У Майкла родилось ощущение, что за ними наблюдает не сторож, а дом. Он посверкивает любопытными окнами, нижнее основание-рот растянулось в ехидной усмешке.

Как интересно! – шептал ему дом, играя бровями-арками. – Ну, заходи, коли смелый. Посмотрим, на что годишься!

Мать на дом разве что не зевнула, видимо, за детские годы, проведенные в городке, успела привыкнуть к этой кунсткамере.

После жуткой архитектуры на въезде Затишье оказалось до того скучным, что Майкл быстро устал от однообразных кирпичных домов, трехэтажных, с покатыми крышами, утыканными частоколом антенн. А потом от домов деревянных, в два этажа с мансардой, украшенных наличниками с облупленной краской. И от домиков, обнесенных заборами, с садами-огородами на участках.

К одному из таких частных домиков они свернули с дороги. Их джип был чужим в здешнем пейзаже, как материны лаковые туфли на шпильках, как драные джинсы Майкла и синяя толстовка с кислотным принтом.

Казалось, деревья в саду тычут ветками и скрипят, неодобрительно и протяжно: чужаки, чужаки! Чужаки!

Тетю Таню парень не помнил. Она оказалась шумная и не особо приветливая. Для нее приезд Майкла на все каникулы был лишней проблемой. «Полная, но не плавная», – так описал ее Майкл в дневнике.

Ему выделили небольшую комнатку: треснувшая рама в окне, с облупленной белой краской, линялые обои на стенах с убогим цветочным рисунком. Кровать – как из старых советских фильмов, пружинная, с комковатым матрасом. Скрипучий комод с присохшими ящиками, шифоньер в углу, стол у окна. По прежним временам небывалая роскошь, но теперь, в современных условиях… Мракобесие и отстой.

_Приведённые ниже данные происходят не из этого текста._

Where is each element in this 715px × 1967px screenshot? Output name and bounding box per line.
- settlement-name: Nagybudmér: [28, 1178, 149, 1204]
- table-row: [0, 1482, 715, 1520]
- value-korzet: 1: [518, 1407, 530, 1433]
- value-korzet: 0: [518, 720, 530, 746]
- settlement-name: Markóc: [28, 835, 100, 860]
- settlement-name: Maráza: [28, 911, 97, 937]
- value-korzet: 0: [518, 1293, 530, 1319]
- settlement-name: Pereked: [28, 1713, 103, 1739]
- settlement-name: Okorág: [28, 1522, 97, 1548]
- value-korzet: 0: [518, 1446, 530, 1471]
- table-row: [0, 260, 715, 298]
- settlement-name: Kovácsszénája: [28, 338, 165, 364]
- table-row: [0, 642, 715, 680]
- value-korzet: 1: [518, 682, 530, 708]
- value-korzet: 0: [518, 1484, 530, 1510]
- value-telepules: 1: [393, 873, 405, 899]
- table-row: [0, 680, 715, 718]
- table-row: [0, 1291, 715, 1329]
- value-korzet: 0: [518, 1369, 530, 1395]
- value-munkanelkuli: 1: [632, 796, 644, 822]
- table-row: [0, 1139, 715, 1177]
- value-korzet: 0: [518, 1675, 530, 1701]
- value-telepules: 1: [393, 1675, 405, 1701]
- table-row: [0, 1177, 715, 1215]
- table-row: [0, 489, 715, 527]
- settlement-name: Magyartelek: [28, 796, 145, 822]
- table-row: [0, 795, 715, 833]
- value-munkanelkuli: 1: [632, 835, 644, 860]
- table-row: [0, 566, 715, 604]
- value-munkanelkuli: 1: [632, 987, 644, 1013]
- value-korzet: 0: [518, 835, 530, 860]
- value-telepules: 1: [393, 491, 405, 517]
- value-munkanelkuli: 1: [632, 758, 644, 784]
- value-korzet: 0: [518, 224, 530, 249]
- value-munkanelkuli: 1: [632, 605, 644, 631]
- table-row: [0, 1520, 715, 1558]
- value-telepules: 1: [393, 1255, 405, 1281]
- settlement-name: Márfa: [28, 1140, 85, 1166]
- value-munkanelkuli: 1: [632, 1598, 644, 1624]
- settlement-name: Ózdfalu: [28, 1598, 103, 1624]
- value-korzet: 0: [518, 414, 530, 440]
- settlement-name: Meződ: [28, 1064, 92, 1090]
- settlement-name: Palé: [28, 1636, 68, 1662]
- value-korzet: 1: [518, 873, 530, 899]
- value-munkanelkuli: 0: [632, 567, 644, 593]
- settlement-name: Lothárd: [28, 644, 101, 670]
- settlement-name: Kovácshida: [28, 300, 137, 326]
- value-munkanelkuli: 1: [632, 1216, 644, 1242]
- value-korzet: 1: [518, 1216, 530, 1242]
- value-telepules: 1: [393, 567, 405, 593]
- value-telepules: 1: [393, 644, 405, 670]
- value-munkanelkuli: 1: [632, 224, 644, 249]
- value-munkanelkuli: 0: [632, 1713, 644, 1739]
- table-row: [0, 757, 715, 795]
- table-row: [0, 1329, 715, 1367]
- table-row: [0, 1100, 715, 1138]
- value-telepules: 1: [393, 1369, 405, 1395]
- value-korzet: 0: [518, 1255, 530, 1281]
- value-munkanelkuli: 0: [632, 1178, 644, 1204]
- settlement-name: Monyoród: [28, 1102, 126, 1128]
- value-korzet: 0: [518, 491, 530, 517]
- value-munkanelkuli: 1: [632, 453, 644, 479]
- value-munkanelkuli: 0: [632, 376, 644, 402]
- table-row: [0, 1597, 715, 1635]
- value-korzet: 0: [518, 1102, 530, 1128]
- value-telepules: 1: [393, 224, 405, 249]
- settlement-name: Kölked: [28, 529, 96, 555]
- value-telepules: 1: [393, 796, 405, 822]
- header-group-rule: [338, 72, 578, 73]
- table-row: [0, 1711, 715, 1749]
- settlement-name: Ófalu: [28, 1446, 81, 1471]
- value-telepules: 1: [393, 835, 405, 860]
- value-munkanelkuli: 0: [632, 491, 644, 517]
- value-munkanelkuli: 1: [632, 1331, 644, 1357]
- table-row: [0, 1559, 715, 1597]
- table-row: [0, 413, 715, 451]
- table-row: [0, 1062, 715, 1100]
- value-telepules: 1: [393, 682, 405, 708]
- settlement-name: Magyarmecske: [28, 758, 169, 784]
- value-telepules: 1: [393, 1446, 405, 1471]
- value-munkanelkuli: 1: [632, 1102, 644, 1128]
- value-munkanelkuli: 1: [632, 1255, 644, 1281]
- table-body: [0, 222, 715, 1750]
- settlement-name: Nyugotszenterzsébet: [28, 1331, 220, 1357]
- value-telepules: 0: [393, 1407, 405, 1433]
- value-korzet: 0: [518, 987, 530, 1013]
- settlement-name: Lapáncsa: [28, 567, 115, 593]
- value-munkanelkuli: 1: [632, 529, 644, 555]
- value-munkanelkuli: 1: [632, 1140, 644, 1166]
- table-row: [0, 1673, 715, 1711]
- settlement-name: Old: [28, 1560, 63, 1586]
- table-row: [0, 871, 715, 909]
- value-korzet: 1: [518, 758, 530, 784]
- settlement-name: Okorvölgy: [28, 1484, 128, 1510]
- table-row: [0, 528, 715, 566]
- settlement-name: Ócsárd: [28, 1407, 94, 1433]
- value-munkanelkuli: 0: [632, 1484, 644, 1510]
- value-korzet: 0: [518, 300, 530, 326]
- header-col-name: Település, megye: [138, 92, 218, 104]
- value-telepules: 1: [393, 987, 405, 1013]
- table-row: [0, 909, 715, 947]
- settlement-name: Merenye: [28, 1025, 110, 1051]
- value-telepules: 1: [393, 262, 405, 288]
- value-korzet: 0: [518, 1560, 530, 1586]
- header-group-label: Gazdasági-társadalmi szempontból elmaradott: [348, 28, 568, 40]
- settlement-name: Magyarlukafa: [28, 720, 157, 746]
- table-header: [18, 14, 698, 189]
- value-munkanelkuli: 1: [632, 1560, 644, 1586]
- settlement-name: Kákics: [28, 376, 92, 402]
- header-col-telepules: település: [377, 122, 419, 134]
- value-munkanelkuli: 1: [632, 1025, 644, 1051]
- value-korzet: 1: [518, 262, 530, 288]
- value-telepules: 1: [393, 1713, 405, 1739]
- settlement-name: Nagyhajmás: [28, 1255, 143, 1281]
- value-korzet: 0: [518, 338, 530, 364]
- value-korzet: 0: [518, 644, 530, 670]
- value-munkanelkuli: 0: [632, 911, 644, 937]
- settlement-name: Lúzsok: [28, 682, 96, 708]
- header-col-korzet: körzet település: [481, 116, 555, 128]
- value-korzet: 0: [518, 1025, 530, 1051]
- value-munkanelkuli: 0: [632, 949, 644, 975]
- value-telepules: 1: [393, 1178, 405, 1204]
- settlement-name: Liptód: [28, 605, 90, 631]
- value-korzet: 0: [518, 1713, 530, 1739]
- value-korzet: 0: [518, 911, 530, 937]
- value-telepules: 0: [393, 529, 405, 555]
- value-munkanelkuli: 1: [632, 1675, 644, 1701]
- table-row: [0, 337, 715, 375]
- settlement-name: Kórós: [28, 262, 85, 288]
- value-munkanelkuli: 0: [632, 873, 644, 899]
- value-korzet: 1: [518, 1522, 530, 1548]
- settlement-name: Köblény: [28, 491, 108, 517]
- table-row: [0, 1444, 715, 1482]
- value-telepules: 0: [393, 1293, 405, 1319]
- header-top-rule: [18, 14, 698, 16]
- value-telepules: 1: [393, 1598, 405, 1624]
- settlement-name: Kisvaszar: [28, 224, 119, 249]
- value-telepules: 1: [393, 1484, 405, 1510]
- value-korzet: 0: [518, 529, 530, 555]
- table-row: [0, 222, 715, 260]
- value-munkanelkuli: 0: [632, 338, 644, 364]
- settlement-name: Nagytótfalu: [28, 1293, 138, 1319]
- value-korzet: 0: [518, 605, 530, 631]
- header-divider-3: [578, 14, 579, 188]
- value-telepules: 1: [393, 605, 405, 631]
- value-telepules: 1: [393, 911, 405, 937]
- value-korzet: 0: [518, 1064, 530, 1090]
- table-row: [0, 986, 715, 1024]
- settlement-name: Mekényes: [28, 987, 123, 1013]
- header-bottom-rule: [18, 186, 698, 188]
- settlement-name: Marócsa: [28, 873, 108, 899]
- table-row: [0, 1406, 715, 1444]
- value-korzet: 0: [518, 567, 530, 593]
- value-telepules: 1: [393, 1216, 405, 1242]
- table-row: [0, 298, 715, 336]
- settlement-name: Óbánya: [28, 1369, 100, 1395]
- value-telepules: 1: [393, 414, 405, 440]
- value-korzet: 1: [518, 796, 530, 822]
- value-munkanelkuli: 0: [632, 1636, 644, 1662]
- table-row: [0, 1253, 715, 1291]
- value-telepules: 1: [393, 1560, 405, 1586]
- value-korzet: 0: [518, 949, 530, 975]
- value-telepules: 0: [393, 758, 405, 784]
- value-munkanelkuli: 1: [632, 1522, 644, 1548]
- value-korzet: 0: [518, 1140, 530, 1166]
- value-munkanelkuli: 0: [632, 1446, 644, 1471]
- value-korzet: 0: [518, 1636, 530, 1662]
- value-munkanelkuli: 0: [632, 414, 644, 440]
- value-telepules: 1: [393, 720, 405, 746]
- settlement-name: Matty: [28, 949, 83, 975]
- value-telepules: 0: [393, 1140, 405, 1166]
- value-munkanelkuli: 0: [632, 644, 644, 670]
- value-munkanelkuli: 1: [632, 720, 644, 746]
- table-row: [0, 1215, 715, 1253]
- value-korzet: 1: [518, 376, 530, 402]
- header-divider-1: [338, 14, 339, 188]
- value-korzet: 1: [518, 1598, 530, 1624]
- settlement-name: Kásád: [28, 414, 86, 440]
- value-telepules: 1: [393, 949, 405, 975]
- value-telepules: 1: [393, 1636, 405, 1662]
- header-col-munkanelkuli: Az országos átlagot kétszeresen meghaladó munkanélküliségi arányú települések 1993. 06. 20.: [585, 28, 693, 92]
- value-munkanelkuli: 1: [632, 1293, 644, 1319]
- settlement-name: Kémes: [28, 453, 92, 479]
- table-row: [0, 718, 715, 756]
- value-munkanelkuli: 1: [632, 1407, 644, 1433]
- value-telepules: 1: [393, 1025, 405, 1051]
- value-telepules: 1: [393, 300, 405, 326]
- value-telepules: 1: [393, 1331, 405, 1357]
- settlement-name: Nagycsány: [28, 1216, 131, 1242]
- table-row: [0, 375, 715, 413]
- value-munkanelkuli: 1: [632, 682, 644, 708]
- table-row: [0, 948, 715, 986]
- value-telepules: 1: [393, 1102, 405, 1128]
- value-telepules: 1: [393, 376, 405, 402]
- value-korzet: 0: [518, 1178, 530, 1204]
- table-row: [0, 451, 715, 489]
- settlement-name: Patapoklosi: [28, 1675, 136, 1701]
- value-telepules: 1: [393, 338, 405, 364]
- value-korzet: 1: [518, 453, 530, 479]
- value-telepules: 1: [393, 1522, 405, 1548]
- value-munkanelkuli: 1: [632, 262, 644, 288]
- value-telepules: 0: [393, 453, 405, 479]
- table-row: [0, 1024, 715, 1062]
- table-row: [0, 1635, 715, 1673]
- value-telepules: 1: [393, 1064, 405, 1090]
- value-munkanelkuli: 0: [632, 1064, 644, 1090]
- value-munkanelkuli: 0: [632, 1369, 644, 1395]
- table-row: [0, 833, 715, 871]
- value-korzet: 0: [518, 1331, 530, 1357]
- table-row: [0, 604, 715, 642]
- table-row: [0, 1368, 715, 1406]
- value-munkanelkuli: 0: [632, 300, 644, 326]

Интернет в доме едва пробивался, хорошо хоть мобильная связь была.

Майкл пофоткал вид из окна. Скинул сумку на полосатый матрас рядом со стопкой белья. Вещи разбирать не хотелось. Все в нем кричало: беги отсюда! Здесь тоска, гиблое место!

Но выбора у Майкла не было.

«До суда! – уговаривал он себя. – Один месяц, а дальше идите лесом, в городе масса дел. Отчим отмажет, на то он и отчим, ради мамы на все подпишется, и нужно вернуться в тусовку! Снова движ, протесты, листовки, жизнь…»

В коридоре кто-то проскрипел половицами, меленько, словно крался ребенок. Майкл выглянул – никого. Только ступеньки на чердак – скрип, скрип, да звякнула в гостиной люстра с висюльками.

«Роскошь страны Советов» – придумался заголовок для блога. Майкл представил, как будет выкладывать фотки этой застывшей реальности, как удивятся его подписчики, как будут постить комменты в чате… Эх, нужно было ту девушку сфоткать! Бабка с котом все испортила.

– Вот! – откуда-то из скрипучих глубин донесся рассерженный мамин голос. – Таня, здесь деньги, хорошая сумма, на еду и другие расходы…

– Настя, ты в городе совсем одурела! – почти прокричала в ответ тетя Таня. – Убери рубли, что здесь покупать? У меня огород и куры, как-нибудь прокормлю племяша. В Тихом Лесу тревожно! Девочку из заповедника видела? Как можно сюда Михаила?

– А куда мне его? В тюрьму?

Майкл, насупившись, вошел в кухню, где мать с теткой собачились над остывшим ужином, молча сел, взял вилку. Вареная картошка с тушенкой. Соленые огурцы из погреба. С голодухи съел все подчистую. Выпил чаю с вареньем и пирогом. Взрослые молча за ним наблюдали, поставив разговор на паузу.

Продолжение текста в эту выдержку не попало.